Selanjutnya melalui penyelenggaraan kegiatan ekowisata diwilayah pesisir,
keberadaan hutan mangrove sebagai salah satu ekosistem pesisir yang penting,
dilindungi sekaligus dikembangkan sebagai atraksi wisata dengan berbagai
kegiatan yang menarik. Di Sumatera Utara, pemanfaatan hutan mangrove untuk
ekowisata, salah satunya telah dilakukan di Desa Lubuk Kertang, Kecamatan
Berandan Barat, Kabupaten Langkat. Menurut Bakosutarnal (2011), kawasan
ekosistem hutan mangrove di pesisir Lubuk Kertang memiliki luas mencapai
638,47 Ha. Masih dijumpai permasalahan pencurian kayu untuk bahan baku
pembuatan arang dan konversi hutan menjadi perkebunan sawit. Untuk mengatasi
permasalahan tersebut, masyarakat Lubuk Kertang membentuk kawasan ekowisata
mangrove secara swadaya yang dikelola oleh Kelompok Tani Bakau Mas.
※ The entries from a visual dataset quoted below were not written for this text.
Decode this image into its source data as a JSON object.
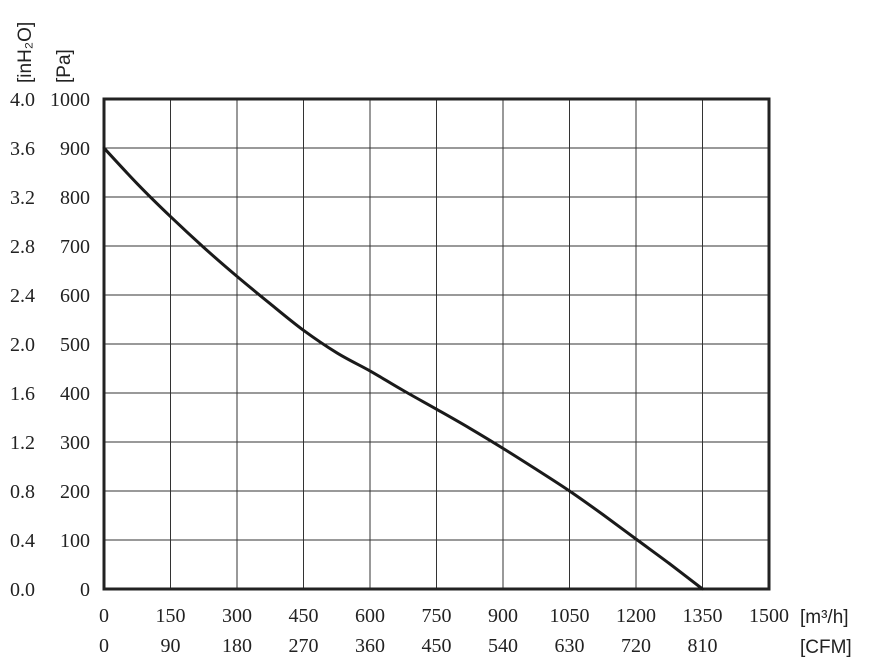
{
  "chart_data": {
    "type": "line",
    "x_axis": {
      "primary_label": "[m³/h]",
      "secondary_label": "[CFM]",
      "range": [
        0,
        1500
      ],
      "primary_ticks": [
        "0",
        "150",
        "300",
        "450",
        "600",
        "750",
        "900",
        "1050",
        "1200",
        "1350",
        "1500"
      ],
      "secondary_ticks": [
        "0",
        "90",
        "180",
        "270",
        "360",
        "450",
        "540",
        "630",
        "720",
        "810"
      ]
    },
    "y_axis": {
      "primary_label": "[Pa]",
      "secondary_label": "[inH₂O]",
      "range": [
        0,
        1000
      ],
      "primary_ticks": [
        "0",
        "100",
        "200",
        "300",
        "400",
        "500",
        "600",
        "700",
        "800",
        "900",
        "1000"
      ],
      "secondary_ticks": [
        "0.0",
        "0.4",
        "0.8",
        "1.2",
        "1.6",
        "2.0",
        "2.4",
        "2.8",
        "3.2",
        "3.6",
        "4.0"
      ]
    },
    "grid": true,
    "series": [
      {
        "x": [
          0,
          75,
          150,
          225,
          300,
          375,
          450,
          525,
          600,
          675,
          750,
          825,
          900,
          975,
          1050,
          1125,
          1200,
          1275,
          1350
        ],
        "y": [
          900,
          827,
          760,
          697,
          638,
          582,
          528,
          482,
          445,
          405,
          367,
          328,
          287,
          244,
          200,
          152,
          102,
          52,
          0
        ]
      }
    ]
  }
}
Kawasan
hutan mangrove Desa Lubuk Kertang memiliki tingkat keanekaragaman hayati
yang tinggi, sehingga perlu dijaga kelestariannya.
Kawasan ekosistem mangrove di pesisir Lubuk Kertang perlu diidentifikasi
potensinya guna menerapkan strategi pengembangan ekowisata yang tepat. Adapun
dua faktor yang diidentifikasi meliputi faktor sosial dan biologi dimana kajian
strategi pengembangan ekowisata mangrove tersebut diperoleh dengan
menggunakan data observasi langsung (primer) dan data sekunder kemudian data
tersebut dikaji dengan menganalisis potensi ekosistem mangrove, serta kesesuaian
dan daya dukung ekosistem mangrove dan terakhir dengan menggunakan analisis
SWOT (Strengths, Weaknesses, Opportunities, Threats)terhadap kegiatan
ekowisata ini. Berdasarkan hasil identifikasi yang diperoleh, maka dapat disusun
suatu strategi pengembangan untuk pengelolaan ekowisata mangrove secara lestari.
Tujuan Penelitian
Adapun tujuan penelitian yang dilakukan yakni sebagai berikut :
1. Mengidentifikasi kondisi kawasan ekosistem mangrove Lubuk Kertang sebagai
kawasan ekowisata.
2. Mengidentifikasi potensi wisata kawasan ekosistem mangrove dari nilai daya
dukung kawasan dan indeks nilai kesesuaian ekosistem mangrove di Desa
Lubuk Kertang.
3. Merumuskan strategi yang tepat untuk pengembangan ekowisata mangrove
berbasis partisipasi mayarakat pengelola ekowisata mangrove.
Manfaat Penelitian
Adapun manfaat dari penelitian ini adalah :
1. Dapat memberikan informasi dan masukan bagi pengambil keputusan dalam
mengelola ekowisata mangrove.
2. Memperkaya kajian pengembangan ekowisata di Sumatera Utara.